Anggui menjelaskan, pada musim kemarau air sangat sedikit, dan pada musim hujan air meluap sehingga menyebabkan banjir. “Selain kerusakan di bagian hulu, juga terjadi kerusakan dan pencemaran di sungai dan sepanjang bantaran sungai.”
Kurangnya pemeliharaan bantaran sungai menyebabkan tanah longsor terjadi di berbagai titik, menghalangi dan mempersempit aliran sungai. “Selain longsor, banyak juga pemilik rumah dan kandang ternak yang membuang sampahnya ke sungai,” imbuhnya.

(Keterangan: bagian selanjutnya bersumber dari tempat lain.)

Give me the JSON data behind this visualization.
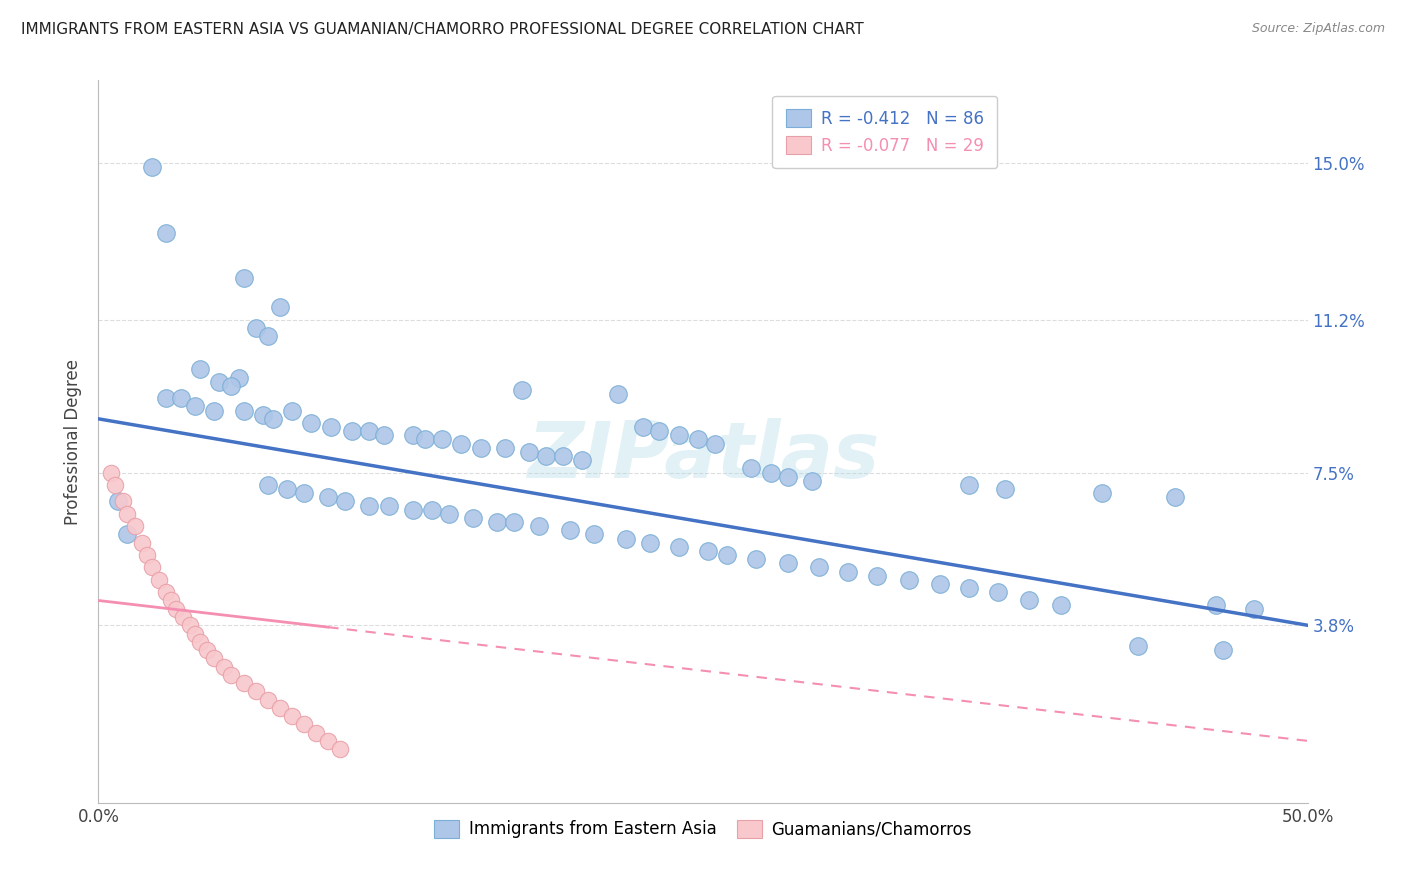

Sebagai bagian dari festival sungai, masyarakat menanam pohon di tiga lokasi berbeda, serta membersihkan dan merevitalisasi tepian sungai. Ratusan orang, termasuk pelajar muda, terlibat dalam pengangkutan 3.500 bibit tanaman ke lereng gunung, menggali lubang, dan menanam pohon. Beberapa jemaah yang berada di bantaran Sungai Sa’dan juga turut terlibat dalam pembersihan sungai di wilayahnya masing-masing.
Perayaan yang digelar dua kali di bantaran sungai itu dihadiri ratusan orang, termasuk jemaah dan masyarakat sekitar.
Anggui menceritakan, sungai-sungai yang ada di bumi ini sejak awal diciptakan dengan air yang jernih untuk memberikan kesuburan dan kesejahteraan bagi seluruh ciptaan.
Saat salat syukur, sembilan anak dan tiga orang dewasa dibaptis di tepian sungai ini.
Beberapa kegiatan budaya yang sesuai dengan tema perayaan diadakan di tepian sungai, antara lain menari, musik, olah raga air, melukis, TikTok, serta pembuatan konten media sosial dan diskusi mengenai peran gereja dan masyarakat dalam menjaga lingkungan.